With 4 players, the game will be wrong more often and it will take longer to calculate the new state from though.
You have a state and you have a set of inputs. There should only be one outcome.
ex: State: all characters are on the ground, Input: Player 1 pressed dpad right, Player 2 and 4 did nothing, Player 3 pressed jump button. Outcome: character 1 moved to the left and started the walking animation, character 2 and 4 are on the same place, Player 3 moved up and started the jumping animation.
Then a lag happens and the game assumes they continued the same. Single outcome: Char 1 moved even more to the left and 3 even more up.

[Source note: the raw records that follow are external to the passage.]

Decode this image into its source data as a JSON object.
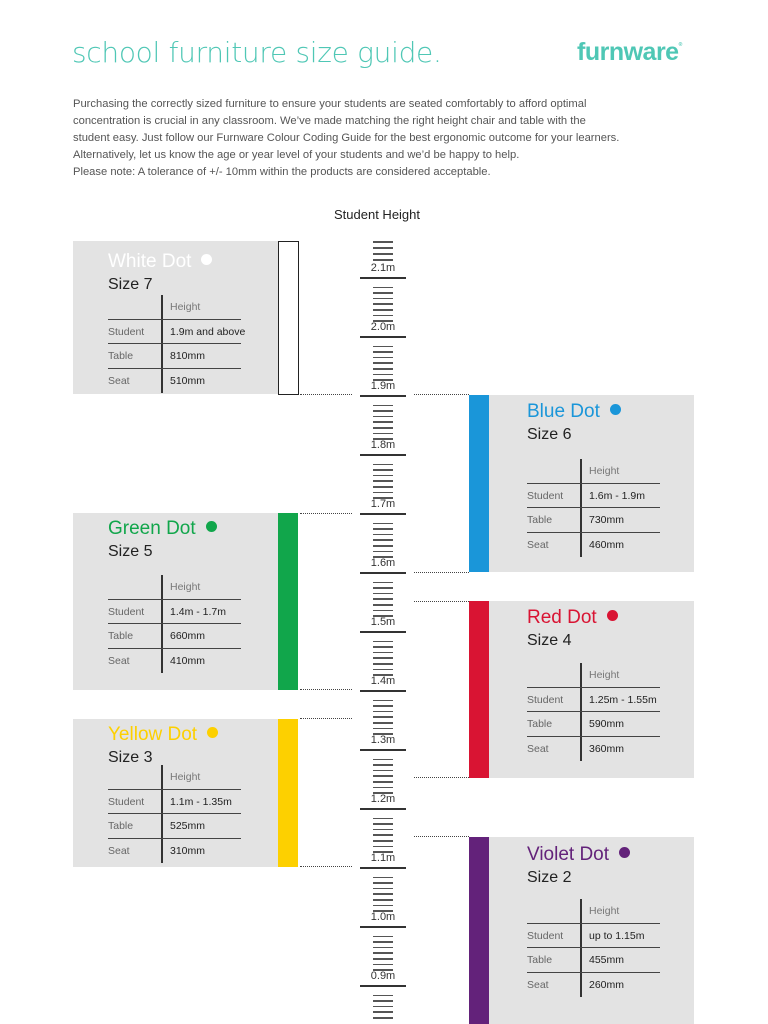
{
  "header": {
    "title": "school furniture size guide.",
    "logo": "furnware",
    "logo_mark": "®",
    "brand_color": "#4fc7b5"
  },
  "intro": {
    "lines": [
      "Purchasing the correctly sized furniture to ensure your students are seated comfortably to afford optimal",
      "concentration is crucial in any classroom. We’ve made matching the right height chair and table with the",
      "student easy. Just follow our Furnware Colour Coding Guide for the best ergonomic outcome for your learners.",
      "Alternatively, let us know the age or year level of your students and we’d be happy to help.",
      "Please note: A tolerance of +/- 10mm within the products are considered acceptable."
    ]
  },
  "ruler": {
    "title": "Student Height",
    "labels": [
      "2.1m",
      "2.0m",
      "1.9m",
      "1.8m",
      "1.7m",
      "1.6m",
      "1.5m",
      "1.4m",
      "1.3m",
      "1.2m",
      "1.1m",
      "1.0m",
      "0.9m"
    ]
  },
  "table_header": "Height",
  "row_labels": {
    "student": "Student",
    "table": "Table",
    "seat": "Seat"
  },
  "sizes": [
    {
      "name": "White Dot",
      "size": "Size 7",
      "color": "#ffffff",
      "student": "1.9m and above",
      "table": "810mm",
      "seat": "510mm"
    },
    {
      "name": "Blue Dot",
      "size": "Size 6",
      "color": "#1a96d9",
      "student": "1.6m - 1.9m",
      "table": "730mm",
      "seat": "460mm"
    },
    {
      "name": "Green Dot",
      "size": "Size 5",
      "color": "#11a64b",
      "student": "1.4m - 1.7m",
      "table": "660mm",
      "seat": "410mm"
    },
    {
      "name": "Red Dot",
      "size": "Size 4",
      "color": "#d91433",
      "student": "1.25m - 1.55m",
      "table": "590mm",
      "seat": "360mm"
    },
    {
      "name": "Yellow Dot",
      "size": "Size 3",
      "color": "#fdd000",
      "student": "1.1m - 1.35m",
      "table": "525mm",
      "seat": "310mm"
    },
    {
      "name": "Violet Dot",
      "size": "Size 2",
      "color": "#63227a",
      "student": "up to 1.15m",
      "table": "455mm",
      "seat": "260mm"
    }
  ]
}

Then the game receives the inputs and after a while Player 1 pressed jump button too. Then the game rewind the assumptions to the frame it predicted wrong and recalculate the outcome: Char 1 moved even more to the left and up, while 3 even more up.
Problem is that if the game is on Frame 6 and it predicted Frame 3 wrong, for example, then it has to recalculate the correct state for Frames 3, 4, 5, 6 AND 7 before it can display the 7th frame. So it needs the headroom to calculate 5 states and still have time to render the frame within 16.6ms or the game will freeze (assuming 60fps).